3.

En aquellos días, Sandro Carnelli ya era completamente adulto. Empezaba a sumirse en un estado letárgico, abocado a la clase media y baja, concentrado en abastecer a familias de poca monta, armándose fama de barato, de clásico atascado que parecía no importar, pero importaba, a su mentor Jenaro Baldrich, quien paulatinamente iba perdiendo su boga de publicista de renombre, vendedor de humo sin precio de coste. Así seguía en pie su empresa, teniendo que enfrentarse al acecho de nuevas competencias, quizás aburrida de sí misma por falta de nuevas ideas mercantiles y expansionistas, en el brete de los cuarenta años y con escasas opciones de prosperar, con cierto temor a anquilosarse, y con mucho miedo al naufragio. De este modo, a pesar de que a principios de año, tras unas Navidades de escasas ventas cerró la tienda de la Rambla de Cataluña, y después de la dimisión de Carmina Tinti, que aceptó el finiquito de Jenaro y se volvió a Italia mucho peor de como había llegado, Mateu mantenía a flote el barco. Bajo su responsabilidad y con su capacidad de esfuerzo y persuasión, innata sin que él lo reconociera, se seguían llevando a cabo la mayoría de las operaciones.
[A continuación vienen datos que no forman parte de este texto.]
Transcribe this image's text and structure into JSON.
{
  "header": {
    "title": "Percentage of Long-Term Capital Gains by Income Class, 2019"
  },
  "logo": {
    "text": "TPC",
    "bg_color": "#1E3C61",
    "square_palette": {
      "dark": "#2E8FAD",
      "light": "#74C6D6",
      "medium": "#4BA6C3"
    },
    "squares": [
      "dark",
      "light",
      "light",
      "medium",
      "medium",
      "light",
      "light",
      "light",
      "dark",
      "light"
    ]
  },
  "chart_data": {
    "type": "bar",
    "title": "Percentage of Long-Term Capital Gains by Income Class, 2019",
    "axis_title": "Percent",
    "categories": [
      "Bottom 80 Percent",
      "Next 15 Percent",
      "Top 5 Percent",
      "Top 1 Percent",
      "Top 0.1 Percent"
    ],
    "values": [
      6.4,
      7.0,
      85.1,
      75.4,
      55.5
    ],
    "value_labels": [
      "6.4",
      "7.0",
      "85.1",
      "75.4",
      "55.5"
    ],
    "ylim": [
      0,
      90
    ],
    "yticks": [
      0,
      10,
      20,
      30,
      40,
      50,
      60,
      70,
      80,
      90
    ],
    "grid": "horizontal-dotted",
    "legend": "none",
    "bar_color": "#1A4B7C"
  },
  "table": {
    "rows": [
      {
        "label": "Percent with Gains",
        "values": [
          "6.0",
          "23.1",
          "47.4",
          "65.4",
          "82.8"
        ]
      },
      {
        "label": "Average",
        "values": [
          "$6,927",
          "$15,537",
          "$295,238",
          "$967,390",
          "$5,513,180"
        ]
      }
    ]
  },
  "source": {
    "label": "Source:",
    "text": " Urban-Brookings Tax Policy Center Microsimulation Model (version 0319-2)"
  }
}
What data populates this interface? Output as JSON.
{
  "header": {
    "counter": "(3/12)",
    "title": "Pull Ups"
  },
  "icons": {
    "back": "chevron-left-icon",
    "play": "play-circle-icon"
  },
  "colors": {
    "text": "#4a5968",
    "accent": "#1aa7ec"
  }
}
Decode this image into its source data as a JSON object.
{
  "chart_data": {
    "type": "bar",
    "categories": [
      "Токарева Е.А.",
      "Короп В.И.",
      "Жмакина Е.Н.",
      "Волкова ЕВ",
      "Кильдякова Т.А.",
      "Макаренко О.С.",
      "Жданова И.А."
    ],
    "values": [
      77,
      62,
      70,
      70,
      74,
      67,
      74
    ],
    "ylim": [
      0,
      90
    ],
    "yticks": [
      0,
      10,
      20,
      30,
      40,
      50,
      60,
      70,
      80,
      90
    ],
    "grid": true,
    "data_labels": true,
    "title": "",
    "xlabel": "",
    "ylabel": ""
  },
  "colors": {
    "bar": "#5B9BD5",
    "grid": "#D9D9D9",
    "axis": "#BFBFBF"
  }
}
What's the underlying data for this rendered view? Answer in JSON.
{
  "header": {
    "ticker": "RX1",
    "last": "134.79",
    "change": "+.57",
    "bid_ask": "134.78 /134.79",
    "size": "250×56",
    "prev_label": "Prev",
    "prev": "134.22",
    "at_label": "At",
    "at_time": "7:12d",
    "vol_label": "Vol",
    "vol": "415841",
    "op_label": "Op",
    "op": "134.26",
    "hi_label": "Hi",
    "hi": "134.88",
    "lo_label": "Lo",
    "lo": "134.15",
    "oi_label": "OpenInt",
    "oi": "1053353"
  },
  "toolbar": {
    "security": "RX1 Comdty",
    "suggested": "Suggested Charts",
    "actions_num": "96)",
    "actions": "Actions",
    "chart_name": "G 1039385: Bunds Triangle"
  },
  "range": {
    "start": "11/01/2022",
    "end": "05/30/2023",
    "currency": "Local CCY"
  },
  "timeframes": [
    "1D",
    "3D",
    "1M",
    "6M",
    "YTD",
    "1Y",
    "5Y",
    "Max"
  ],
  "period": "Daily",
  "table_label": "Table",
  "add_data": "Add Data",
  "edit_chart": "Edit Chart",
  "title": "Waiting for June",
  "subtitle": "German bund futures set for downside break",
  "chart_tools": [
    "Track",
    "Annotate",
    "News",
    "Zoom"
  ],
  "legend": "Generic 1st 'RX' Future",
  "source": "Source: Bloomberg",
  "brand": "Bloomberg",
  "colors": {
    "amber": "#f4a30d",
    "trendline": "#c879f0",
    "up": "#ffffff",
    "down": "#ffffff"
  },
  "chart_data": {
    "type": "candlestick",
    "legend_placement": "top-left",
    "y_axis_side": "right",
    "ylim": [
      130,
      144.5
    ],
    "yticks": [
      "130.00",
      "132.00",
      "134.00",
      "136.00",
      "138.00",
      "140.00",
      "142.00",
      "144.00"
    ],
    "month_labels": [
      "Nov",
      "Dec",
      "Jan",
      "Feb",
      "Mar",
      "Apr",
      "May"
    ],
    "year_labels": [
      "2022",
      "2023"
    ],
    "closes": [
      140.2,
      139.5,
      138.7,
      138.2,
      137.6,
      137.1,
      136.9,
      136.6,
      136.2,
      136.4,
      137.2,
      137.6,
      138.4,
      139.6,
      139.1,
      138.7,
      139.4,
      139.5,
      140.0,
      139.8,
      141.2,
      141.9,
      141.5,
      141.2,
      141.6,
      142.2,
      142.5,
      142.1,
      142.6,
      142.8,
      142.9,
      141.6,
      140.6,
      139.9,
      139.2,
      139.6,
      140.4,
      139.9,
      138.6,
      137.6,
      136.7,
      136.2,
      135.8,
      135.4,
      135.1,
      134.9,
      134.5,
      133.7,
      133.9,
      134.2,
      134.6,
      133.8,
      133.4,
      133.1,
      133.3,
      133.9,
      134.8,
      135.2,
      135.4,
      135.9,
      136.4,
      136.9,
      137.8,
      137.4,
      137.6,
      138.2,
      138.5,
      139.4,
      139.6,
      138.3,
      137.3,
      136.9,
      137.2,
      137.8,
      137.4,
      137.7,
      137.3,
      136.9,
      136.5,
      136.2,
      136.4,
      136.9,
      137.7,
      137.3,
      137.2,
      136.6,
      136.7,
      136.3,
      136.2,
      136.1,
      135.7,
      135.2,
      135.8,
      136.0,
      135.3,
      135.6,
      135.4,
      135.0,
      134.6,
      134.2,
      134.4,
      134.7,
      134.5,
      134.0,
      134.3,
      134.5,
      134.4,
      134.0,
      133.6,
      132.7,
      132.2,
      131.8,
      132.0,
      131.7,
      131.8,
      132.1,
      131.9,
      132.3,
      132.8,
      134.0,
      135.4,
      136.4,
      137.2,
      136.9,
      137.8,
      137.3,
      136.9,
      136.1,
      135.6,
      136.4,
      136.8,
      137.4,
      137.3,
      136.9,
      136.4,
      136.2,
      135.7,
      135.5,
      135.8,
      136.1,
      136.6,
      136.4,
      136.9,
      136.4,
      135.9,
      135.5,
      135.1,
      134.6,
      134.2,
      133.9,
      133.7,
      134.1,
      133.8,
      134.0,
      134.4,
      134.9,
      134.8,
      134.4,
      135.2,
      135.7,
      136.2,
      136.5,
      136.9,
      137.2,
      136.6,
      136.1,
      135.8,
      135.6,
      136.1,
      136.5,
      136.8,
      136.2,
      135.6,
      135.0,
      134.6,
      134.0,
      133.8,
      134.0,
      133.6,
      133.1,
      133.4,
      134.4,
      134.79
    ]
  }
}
La dirección de la empresa estaba, más que nunca, a su cargo. Mateu estaba al quite de todo lo que allí acontecía. Se sentía comprometido con la causa, con Jenaro Baldrich, aun a expensas de las cada vez más frecuentes dudas de que se hiciera realidad lo prometido. Así fue transcurriendo el tiempo. En un visto y no visto pasaron dos años en los que Barcelona hizo realidad su sueño de ser olímpica, lo que provocó que sus instituciones empezaran a plantearse si realmente tenía sentido seguir manteniendo el mar castigado contra la pared.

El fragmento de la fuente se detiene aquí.